Whether it's papering over obvious Biblical contradictions or trying to explain away the existence of evil, don't worry about whether your scenario is forehead-slappingly absurd! Just get the evul skeptic to admit that it's logically possible.
(Note that you still haven't addressed the issue of what possible sense can be made of a belief which consistently makes accurate predictions being "false", much less one's entire set of beliefs doing so)
That evolution is rigged such that any population which has beliefs tends to have, more often than not, true beliefs is pretty damn controversial - not only does it have to be argued for, but arguing for it just impales the naturalist more deeply on the teleology horn.
It is not "rigged", it is a simple and straightforward consequence of known (i.e. actual) biological forces working on known biological mechanisms.
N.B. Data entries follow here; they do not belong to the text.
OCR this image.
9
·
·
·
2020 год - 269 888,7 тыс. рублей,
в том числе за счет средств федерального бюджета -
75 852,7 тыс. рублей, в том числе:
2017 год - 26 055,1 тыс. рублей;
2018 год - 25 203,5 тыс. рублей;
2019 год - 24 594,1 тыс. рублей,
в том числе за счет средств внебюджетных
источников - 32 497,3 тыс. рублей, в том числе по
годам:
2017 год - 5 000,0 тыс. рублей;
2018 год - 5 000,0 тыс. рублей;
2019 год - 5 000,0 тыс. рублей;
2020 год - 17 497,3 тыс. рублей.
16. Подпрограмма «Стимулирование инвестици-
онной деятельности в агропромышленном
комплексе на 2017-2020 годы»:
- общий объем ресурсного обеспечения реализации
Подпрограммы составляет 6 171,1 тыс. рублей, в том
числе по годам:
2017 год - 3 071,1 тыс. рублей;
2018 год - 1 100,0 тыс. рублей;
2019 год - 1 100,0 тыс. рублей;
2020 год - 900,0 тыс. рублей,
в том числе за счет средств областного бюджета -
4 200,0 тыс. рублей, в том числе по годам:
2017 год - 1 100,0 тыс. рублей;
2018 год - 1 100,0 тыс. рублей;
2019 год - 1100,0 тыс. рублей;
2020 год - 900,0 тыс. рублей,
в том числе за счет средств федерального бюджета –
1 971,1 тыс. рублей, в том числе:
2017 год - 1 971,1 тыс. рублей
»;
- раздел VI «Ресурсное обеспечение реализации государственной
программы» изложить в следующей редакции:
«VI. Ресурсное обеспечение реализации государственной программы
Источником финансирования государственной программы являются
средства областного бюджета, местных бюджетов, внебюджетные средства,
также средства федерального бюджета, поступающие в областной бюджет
Please address the fact that a domain-general BFS (gosh, notice how often he bolds that term, maybe it's important?) is more parsimonious and has clearer biological precursors than billions and billions of belief-specific lying machines. Understand that natural selection is never in a position to select between domain-general BFSs and belief-specific lie-generators like tiger-footrace systems because there is no such thing as a gene for things like tiger-footrace beliefs. (notice how "there's no such thing as an X" is a pretty good argument against the claim that it is plausible that evolution could select for X?)
Wow, you don't get Plantinga at all - this is flatly false. Plantinga proposes no such thing, because Plantinga rejects naturalism and thinks our minds are oriented towards truth generally.
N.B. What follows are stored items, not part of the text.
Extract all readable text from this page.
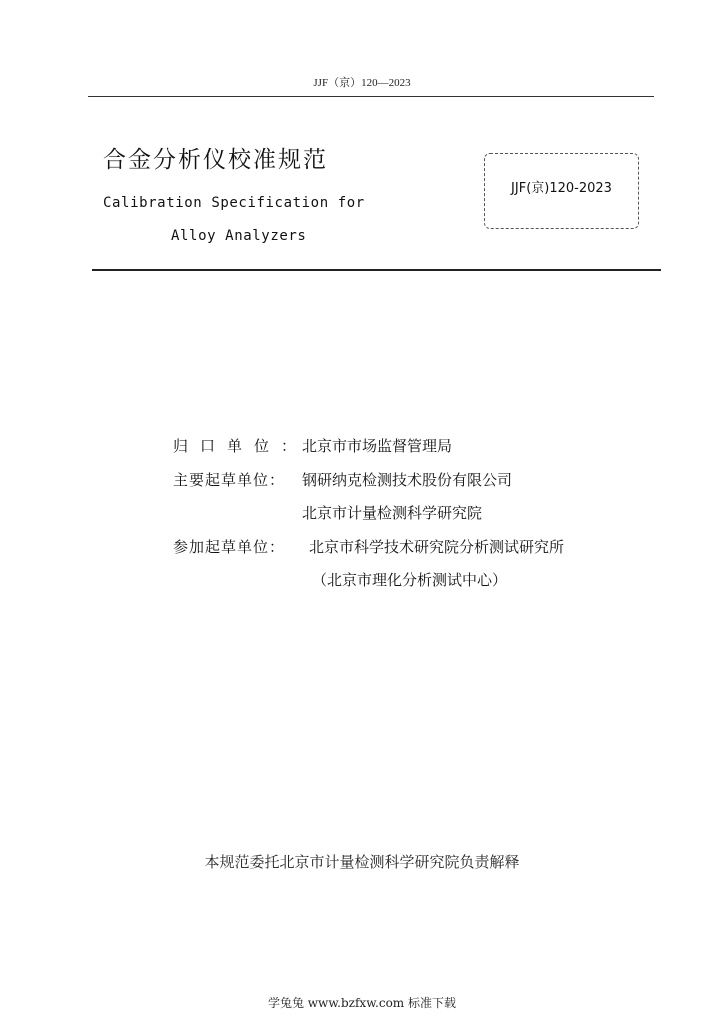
JJF（京）120—2023
合金分析仪校准规范
Calibration Specification for
Alloy Analyzers
JJF(京)120-2023
归口单位：
北京市市场监督管理局
主要起草单位： 钢研纳克检测技术股份有限公司
北京市计量检测科学研究院
参加起草单位： 北京市科学技术研究院分析测试研究所
（北京市理化分析测试中心）
本规范委托北京市计量检测科学研究院负责解释
学兔兔 www.bzfxw.com 标准下载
No, flatly true I'm afraid. You make my point for me. He thinks that it is so wildly improbable that someone could beat Kasparov in chess because they, I don't know, are good at thinking true things about chess instead of making hundreds of moves that just by blind luck map to him thinking he is scrubbing the breakfast dishes that the only explanation is a miraculous suspension of the laws of reality.
(cont'd)
What Plantinga argues is that, given the conjunction of naturalism and evolution, not only are the reasons to think the winning quarterback in the superbowl knew what he was doing (again, a claim that pops up from a number of naturalist philosophers themselves) low or inscrutable oddswise, but that *if you accept naturalism and evolution* you've got no good reason to accept what you think you know about quarterbacks.
ReplyDeleteAnd his argument is based crucially on the premise that because it is logically possible in an individual case that false beliefs might have lead to the behavior, that we should conclude that it is highly plausible that this is the case, and that this might have been the case for millions of generations of organisms, slipping on banana peels and running tiger footraces without ever once catching on or having to pay the price in neurological parsimony.
I think biting the bullet and insisting that evolution is such that, when beings with minds evolve, it's in essence a law of nature that their beliefs and minds will be oriented towards true beliefs at the population level.
It is no "bullet" because as I've explained at length, it is the straightforward consequence of any plausible scenario employing actual biology. Put more strongly: we would be more inclined to conclude that a miracle had occurred if we saw a race of tiger-footracers than if we saw a race of "run from things that look like things that were dangerous in the past".